Oddly, I had a high school experience last night while visiting a high school. Dar and I had just walked in and were standing in the entry hall, turning this way and that, as crowds bumped by us. I had the thought, "Well this is strange, no one is here to greet us; where should we go? What are we supposed to do? Is there any sort of order to this?" and then standing there, holding my purse, I suddenly felt like my mother and then her mother and then her mother, ad infinitum, to thousands of years ago when the very first mother took her teen-daughter to visit a new high school: I was not only confused but I was annoying. Good thing for me, I am used to this position. We had a whole silent exchange and acknowledgement and then I gave Dar the "Relax, I know what to do" look. She rolled her eyes and then bowed her head and tensed up, bracing for the mortification to come: I was going to ask for help. I waved to the first adult I saw, a man in a suit, holding a folder.

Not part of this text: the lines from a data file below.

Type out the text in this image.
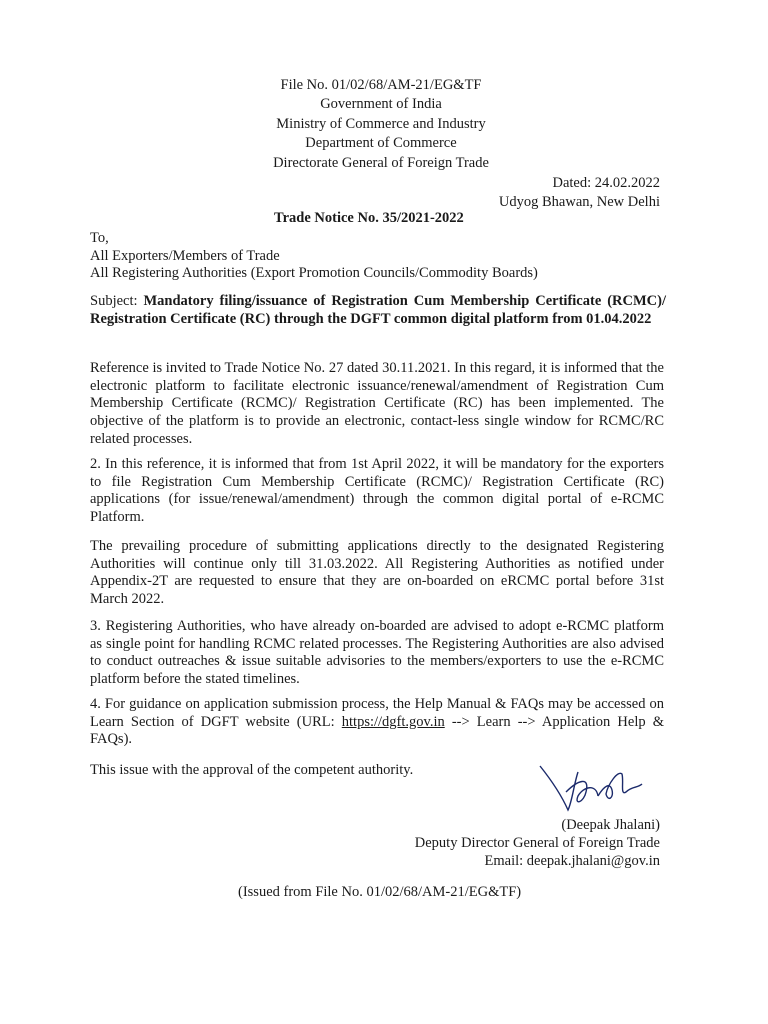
File No. 01/02/68/AM-21/EG&TF
Government of India
Ministry of Commerce and Industry
Department of Commerce
Directorate General of Foreign Trade
Dated: 24.02.2022
Udyog Bhawan, New Delhi
Trade Notice No. 35/2021-2022
To,
All Exporters/Members of Trade
All Registering Authorities (Export Promotion Councils/Commodity Boards)
Subject: Mandatory filing/issuance of Registration Cum Membership Certificate (RCMC)/ Registration Certificate (RC) through the DGFT common digital platform from 01.04.2022
Reference is invited to Trade Notice No. 27 dated 30.11.2021. In this regard, it is informed that the electronic platform to facilitate electronic issuance/renewal/amendment of Registration Cum Membership Certificate (RCMC)/ Registration Certificate (RC) has been implemented. The objective of the platform is to provide an electronic, contact-less single window for RCMC/RC related processes.
2. In this reference, it is informed that from 1st April 2022, it will be mandatory for the exporters to file Registration Cum Membership Certificate (RCMC)/ Registration Certificate (RC) applications (for issue/renewal/amendment) through the common digital portal of e-RCMC Platform.
The prevailing procedure of submitting applications directly to the designated Registering Authorities will continue only till 31.03.2022. All Registering Authorities as notified under Appendix-2T are requested to ensure that they are on-boarded on eRCMC portal before 31st March 2022.
3. Registering Authorities, who have already on-boarded are advised to adopt e-RCMC platform as single point for handling RCMC related processes. The Registering Authorities are also advised to conduct outreaches & issue suitable advisories to the members/exporters to use the e-RCMC platform before the stated timelines.
4. For guidance on application submission process, the Help Manual & FAQs may be accessed on Learn Section of DGFT website (URL: https://dgft.gov.in --> Learn --> Application Help & FAQs).
This issue with the approval of the competent authority.
(Deepak Jhalani)
Deputy Director General of Foreign Trade
Email: deepak.jhalani@gov.in
(Issued from File No. 01/02/68/AM-21/EG&TF)
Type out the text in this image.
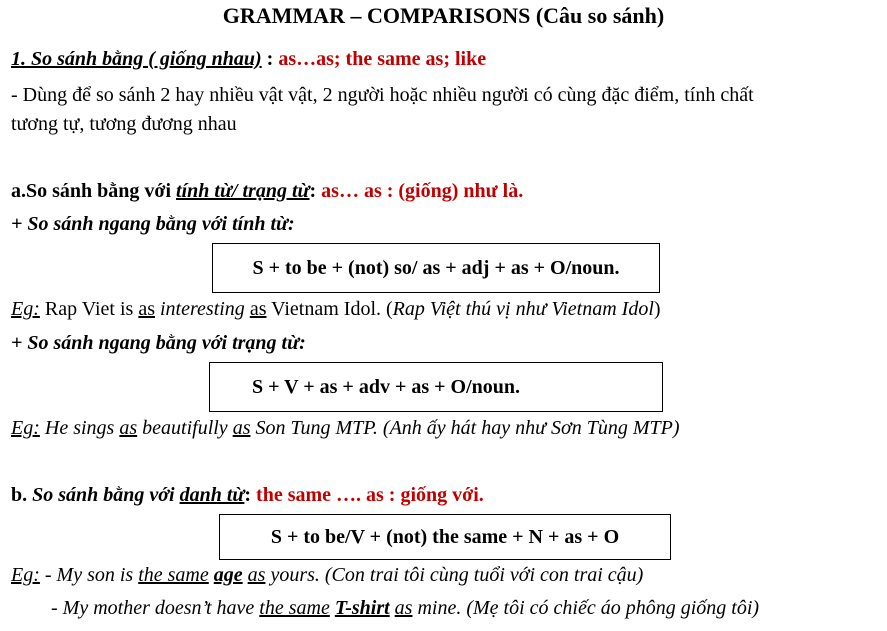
GRAMMAR – COMPARISONS (Câu so sánh)
1. So sánh bằng ( giống nhau) : as…as; the same as; like
- Dùng để so sánh 2 hay nhiều vật vật, 2 người hoặc nhiều người có cùng đặc điểm, tính chất
tương tự, tương đương nhau
a.So sánh bằng với tính từ/ trạng từ: as… as : (giống) như là.
+ So sánh ngang bằng với tính từ:
S + to be + (not) so/ as + adj + as + O/noun.
Eg: Rap Viet is as interesting as Vietnam Idol. (Rap Việt thú vị như Vietnam Idol)
+ So sánh ngang bằng với trạng từ:
S + V + as + adv + as + O/noun.
Eg: He sings as beautifully as Son Tung MTP. (Anh ấy hát hay như Sơn Tùng MTP)
b. So sánh bằng với danh từ: the same …. as : giống với.
S + to be/V + (not) the same + N + as + O
Eg: - My son is the same age as yours. (Con trai tôi cùng tuổi với con trai cậu)
- My mother doesn’t have the same T-shirt as mine. (Mẹ tôi có chiếc áo phông giống tôi)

Excuse me, we don't know what to do here. (and for the record, never use the word "we" to describe your own confusion if there is a teenager standing next to you). We don't know where to go. Are we just supposed to walk around? (and then don't keep saying you don't know what you're doing over and over in a variety of ways).
What program are you applying to?
Drama. (don't answer at the same time as the teen so that you sound like the spooky twins from The Shining)
Oh, well, how about that, my name is Roberto Blagitty Blah III and I am the head of the Drama department. (don't pretend to be impressed) I will be holding a gathering of lovely people (do start to look at the teen from the corner of your eye) in my chambre (do start to stare straight ahead so you don't start laughing). I am also the producer of a film called Shakesperean Balderdash and I'll be sharing about my experience (do look genuinely confused together), and yes I do Know Mr. Ephron personally.
Who?
Zac. (do keep looking confused)
Zac Ephron.
Oooooooh. (do look at teen and nod your heads together. And then Back. Away. Slowly)

Thank god for adults who are bigger idiots than you.